(AS2) Neurophysiology of Deep Brain Stimulation for Enhancing Gait Patterns in Individuals with Parkinson’s Disease

Introduction: Gait abnormalities are common among individuals with Parkinson’s disease (PD) and are challenging to treat, given their variable response to medication and deep brain stimulation (DBS) therapy. Identifying effective stimulation parameters to improve gait functions can be particularly difficult, given the range of parameters that can be adjusted (stimulation frequency, amplitude, and pulse width). In addition, how different stimulation parameters affect the basal ganglia thalamocortical network during gait is unknown. In this research, we investigate the effects of changes in stimulation parameters on neural network activities involved with gait functions.

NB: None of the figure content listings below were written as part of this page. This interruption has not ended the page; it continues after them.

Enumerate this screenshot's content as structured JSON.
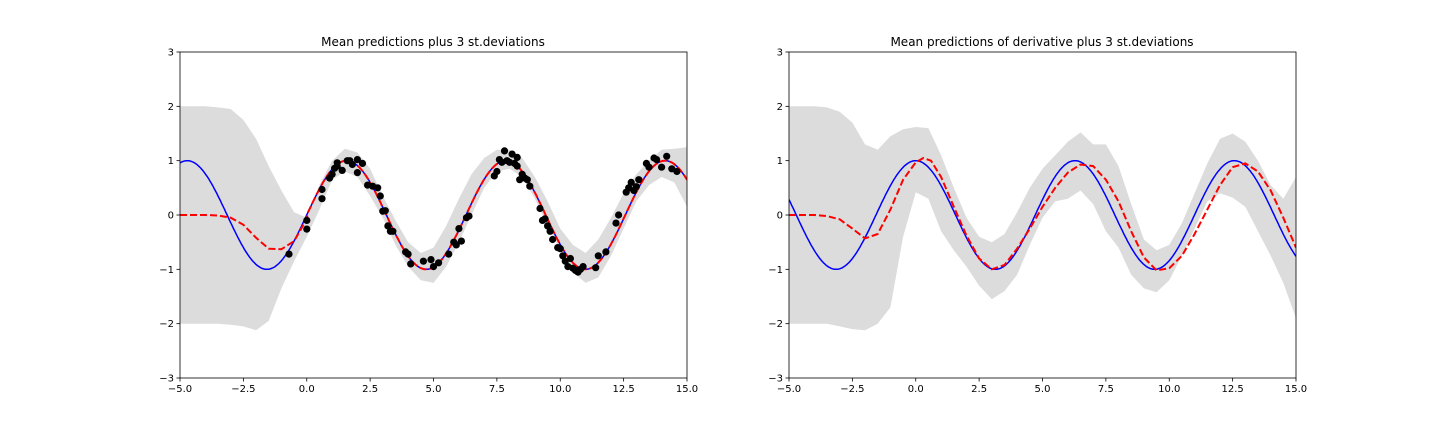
{
  "chart_data": [
    {
      "type": "line",
      "title": "Mean predictions plus 3 st.deviations",
      "xlabel": "",
      "ylabel": "",
      "xlim": [
        -5.0,
        15.0
      ],
      "ylim": [
        -3,
        3
      ],
      "x_ticks": [
        -5.0,
        -2.5,
        0.0,
        2.5,
        5.0,
        7.5,
        10.0,
        12.5,
        15.0
      ],
      "x_tick_labels": [
        "−5.0",
        "−2.5",
        "0.0",
        "2.5",
        "5.0",
        "7.5",
        "10.0",
        "12.5",
        "15.0"
      ],
      "y_ticks": [
        -3,
        -2,
        -1,
        0,
        1,
        2,
        3
      ],
      "y_tick_labels": [
        "−3",
        "−2",
        "−1",
        "0",
        "1",
        "2",
        "3"
      ],
      "grid": false,
      "band": {
        "color": "#dcdcdc",
        "x": [
          -5,
          -4,
          -3.5,
          -3,
          -2.5,
          -2,
          -1.5,
          -1,
          -0.5,
          0,
          0.5,
          1,
          1.5,
          2,
          2.5,
          3,
          3.5,
          4,
          4.5,
          5,
          5.5,
          6,
          6.5,
          7,
          7.5,
          8,
          8.5,
          9,
          9.5,
          10,
          10.5,
          11,
          11.5,
          12,
          12.5,
          13,
          13.5,
          14,
          14.5,
          15
        ],
        "upper": [
          2.0,
          2.0,
          1.98,
          1.95,
          1.75,
          1.4,
          0.9,
          0.45,
          0.05,
          -0.05,
          0.55,
          1.0,
          1.22,
          1.15,
          0.85,
          0.35,
          -0.1,
          -0.5,
          -0.7,
          -0.6,
          -0.2,
          0.3,
          0.75,
          1.05,
          1.2,
          1.2,
          1.05,
          0.7,
          0.25,
          -0.25,
          -0.55,
          -0.7,
          -0.45,
          -0.05,
          0.4,
          0.75,
          1.0,
          1.2,
          1.22,
          1.25
        ],
        "lower": [
          -2.0,
          -2.0,
          -2.0,
          -2.02,
          -2.05,
          -2.12,
          -1.95,
          -1.35,
          -0.85,
          -0.4,
          0.1,
          0.65,
          0.8,
          0.7,
          0.35,
          -0.05,
          -0.55,
          -0.95,
          -1.2,
          -1.25,
          -0.95,
          -0.5,
          0.0,
          0.5,
          0.8,
          0.85,
          0.7,
          0.3,
          -0.2,
          -0.65,
          -1.05,
          -1.25,
          -1.15,
          -0.75,
          -0.25,
          0.25,
          0.55,
          0.7,
          0.6,
          0.15
        ]
      },
      "series": [
        {
          "color": "#0000ff",
          "dash": "solid",
          "function": "sin",
          "x_range": [
            -5,
            15
          ]
        },
        {
          "color": "#ff0000",
          "dash": "dashed",
          "x": [
            -5,
            -4,
            -3.5,
            -3,
            -2.5,
            -2,
            -1.5,
            -1,
            -0.5,
            0
          ],
          "y": [
            0.0,
            0.0,
            -0.01,
            -0.05,
            -0.18,
            -0.42,
            -0.62,
            -0.63,
            -0.48,
            -0.07
          ],
          "then_function": "sin",
          "then_x_range": [
            0,
            15
          ]
        }
      ],
      "points": {
        "color": "#000000",
        "x": [
          -0.7,
          0.0,
          0.0,
          0.6,
          0.6,
          0.9,
          1.0,
          1.1,
          1.2,
          1.2,
          1.4,
          1.6,
          1.7,
          1.8,
          2.0,
          2.0,
          2.2,
          2.4,
          2.6,
          2.8,
          2.9,
          3.0,
          3.1,
          3.2,
          3.3,
          3.4,
          3.9,
          4.0,
          4.1,
          4.6,
          4.9,
          5.0,
          5.2,
          5.6,
          5.8,
          5.9,
          6.0,
          6.1,
          6.3,
          6.4,
          7.4,
          7.5,
          7.6,
          7.7,
          7.8,
          7.9,
          8.0,
          8.1,
          8.2,
          8.3,
          8.3,
          8.4,
          8.5,
          8.6,
          8.7,
          8.8,
          9.2,
          9.3,
          9.4,
          9.5,
          9.6,
          9.7,
          9.9,
          10.0,
          10.1,
          10.2,
          10.3,
          10.4,
          10.5,
          10.6,
          10.7,
          10.8,
          10.9,
          11.4,
          11.5,
          11.8,
          12.2,
          12.3,
          12.6,
          12.7,
          12.8,
          12.9,
          13.0,
          13.1,
          13.4,
          13.5,
          13.7,
          13.8,
          14.0,
          14.2,
          14.4,
          14.6
        ],
        "y": [
          -0.72,
          -0.26,
          -0.1,
          0.3,
          0.47,
          0.68,
          0.75,
          0.86,
          0.9,
          0.96,
          0.82,
          1.0,
          1.0,
          0.93,
          0.78,
          1.02,
          0.95,
          0.55,
          0.53,
          0.5,
          0.35,
          0.07,
          0.08,
          -0.2,
          -0.3,
          -0.3,
          -0.68,
          -0.72,
          -0.9,
          -0.85,
          -0.82,
          -0.95,
          -0.88,
          -0.72,
          -0.5,
          -0.55,
          -0.25,
          -0.48,
          -0.05,
          -0.02,
          0.72,
          0.8,
          1.02,
          0.97,
          1.18,
          1.0,
          0.97,
          1.12,
          0.95,
          1.06,
          0.9,
          0.65,
          0.75,
          0.68,
          0.65,
          0.53,
          0.12,
          -0.1,
          -0.07,
          -0.2,
          -0.3,
          -0.45,
          -0.6,
          -0.62,
          -0.75,
          -0.85,
          -0.95,
          -0.8,
          -0.98,
          -1.02,
          -1.05,
          -1.0,
          -0.95,
          -0.97,
          -0.75,
          -0.68,
          -0.15,
          0.0,
          0.42,
          0.5,
          0.6,
          0.45,
          0.52,
          0.65,
          0.95,
          0.88,
          1.05,
          1.02,
          0.88,
          1.08,
          0.85,
          0.8
        ]
      }
    },
    {
      "type": "line",
      "title": "Mean predictions of derivative plus 3 st.deviations",
      "xlabel": "",
      "ylabel": "",
      "xlim": [
        -5.0,
        15.0
      ],
      "ylim": [
        -3,
        3
      ],
      "x_ticks": [
        -5.0,
        -2.5,
        0.0,
        2.5,
        5.0,
        7.5,
        10.0,
        12.5,
        15.0
      ],
      "x_tick_labels": [
        "−5.0",
        "−2.5",
        "0.0",
        "2.5",
        "5.0",
        "7.5",
        "10.0",
        "12.5",
        "15.0"
      ],
      "y_ticks": [
        -3,
        -2,
        -1,
        0,
        1,
        2,
        3
      ],
      "y_tick_labels": [
        "−3",
        "−2",
        "−1",
        "0",
        "1",
        "2",
        "3"
      ],
      "grid": false,
      "band": {
        "color": "#dcdcdc",
        "x": [
          -5,
          -4,
          -3.5,
          -3,
          -2.5,
          -2,
          -1.5,
          -1,
          -0.5,
          0,
          0.5,
          1,
          1.5,
          2,
          2.5,
          3,
          3.5,
          4,
          4.5,
          5,
          5.5,
          6,
          6.5,
          7,
          7.5,
          8,
          8.5,
          9,
          9.5,
          10,
          10.5,
          11,
          11.5,
          12,
          12.5,
          13,
          13.5,
          14,
          14.5,
          15
        ],
        "upper": [
          2.0,
          2.0,
          1.98,
          1.9,
          1.7,
          1.3,
          1.2,
          1.45,
          1.58,
          1.62,
          1.6,
          1.1,
          0.5,
          -0.05,
          -0.4,
          -0.5,
          -0.35,
          0.05,
          0.5,
          0.85,
          1.1,
          1.35,
          1.52,
          1.3,
          1.3,
          0.9,
          0.2,
          -0.45,
          -0.65,
          -0.55,
          -0.15,
          0.4,
          0.95,
          1.4,
          1.5,
          1.35,
          1.0,
          0.55,
          0.3,
          0.7
        ],
        "lower": [
          -2.0,
          -2.0,
          -2.0,
          -2.05,
          -2.1,
          -2.12,
          -2.0,
          -1.7,
          -0.4,
          0.42,
          0.3,
          -0.3,
          -0.65,
          -0.95,
          -1.3,
          -1.55,
          -1.4,
          -1.1,
          -0.55,
          -0.05,
          0.25,
          0.3,
          0.45,
          0.2,
          -0.3,
          -0.6,
          -1.1,
          -1.35,
          -1.42,
          -1.2,
          -0.75,
          -0.25,
          0.25,
          0.4,
          0.32,
          0.15,
          -0.3,
          -0.75,
          -1.25,
          -1.9
        ]
      },
      "series": [
        {
          "color": "#0000ff",
          "dash": "solid",
          "function": "cos",
          "x_range": [
            -5,
            15
          ]
        },
        {
          "color": "#ff0000",
          "dash": "dashed",
          "x": [
            -5,
            -4,
            -3.5,
            -3,
            -2.5,
            -2,
            -1.5,
            -1,
            -0.5,
            0,
            0.3,
            0.6,
            1.0,
            1.5,
            2.0,
            2.5,
            3.0,
            3.5,
            4.0,
            4.5,
            5.0,
            5.5,
            6.0,
            6.5,
            7.0,
            7.5,
            8.0,
            8.5,
            9.0,
            9.5,
            10.0,
            10.5,
            11.0,
            11.5,
            12.0,
            12.5,
            13.0,
            13.5,
            14.0,
            14.5,
            15.0
          ],
          "y": [
            0.0,
            0.0,
            -0.02,
            -0.08,
            -0.25,
            -0.43,
            -0.35,
            0.1,
            0.65,
            0.97,
            1.05,
            1.0,
            0.7,
            0.15,
            -0.38,
            -0.8,
            -1.0,
            -0.92,
            -0.62,
            -0.25,
            0.15,
            0.5,
            0.78,
            0.93,
            0.9,
            0.65,
            0.25,
            -0.3,
            -0.78,
            -1.02,
            -0.98,
            -0.75,
            -0.35,
            0.1,
            0.55,
            0.88,
            0.95,
            0.8,
            0.45,
            -0.05,
            -0.6
          ]
        }
      ]
    }
  ]
}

Methods: Here, we record local field potentials (LFPs) from the globus pallidus (GP) and premotor and motor cortex of 3 subjects with PD implanted with a bidirectional, investigational device (Summit RC+S, Medtronic). Patients perform over-the-ground walking while wearing wearable devices that can capture gait kinematic measurements under different stimulation conditions. We first aligned the neural data with the measurements from wearable devices and performed continuous wavelet transform on LFP recordings. We then utilized a Kruskal-Wallis test to analyze the effects of DBS stimulation parameters on gait-related measurements and LFP activities.

Results: We found that low-frequency stimulation (i.e., 60 Hz) results in improvements in different gait kinematics such as enhancing gait symmetry (p < 0.001) within similar gait cadence. These improvements are correlated with alteration in LFP signals which include a 34% increase in the theta band power of the motor cortex during double support time and a 21% increase in beta power during the swing phase. Analysis of premotor cortex activation also reveals a 45% increase in alpha power during the stance phase.

Conclusion : Our results support the hypothesis that different stimulation parameters alter pallidal-motor circuit activities which are associated with changes in gait kinematics. Future efforts to model LFP changes under different stimulation parameters may improve DBS programming for gait disorders in PD.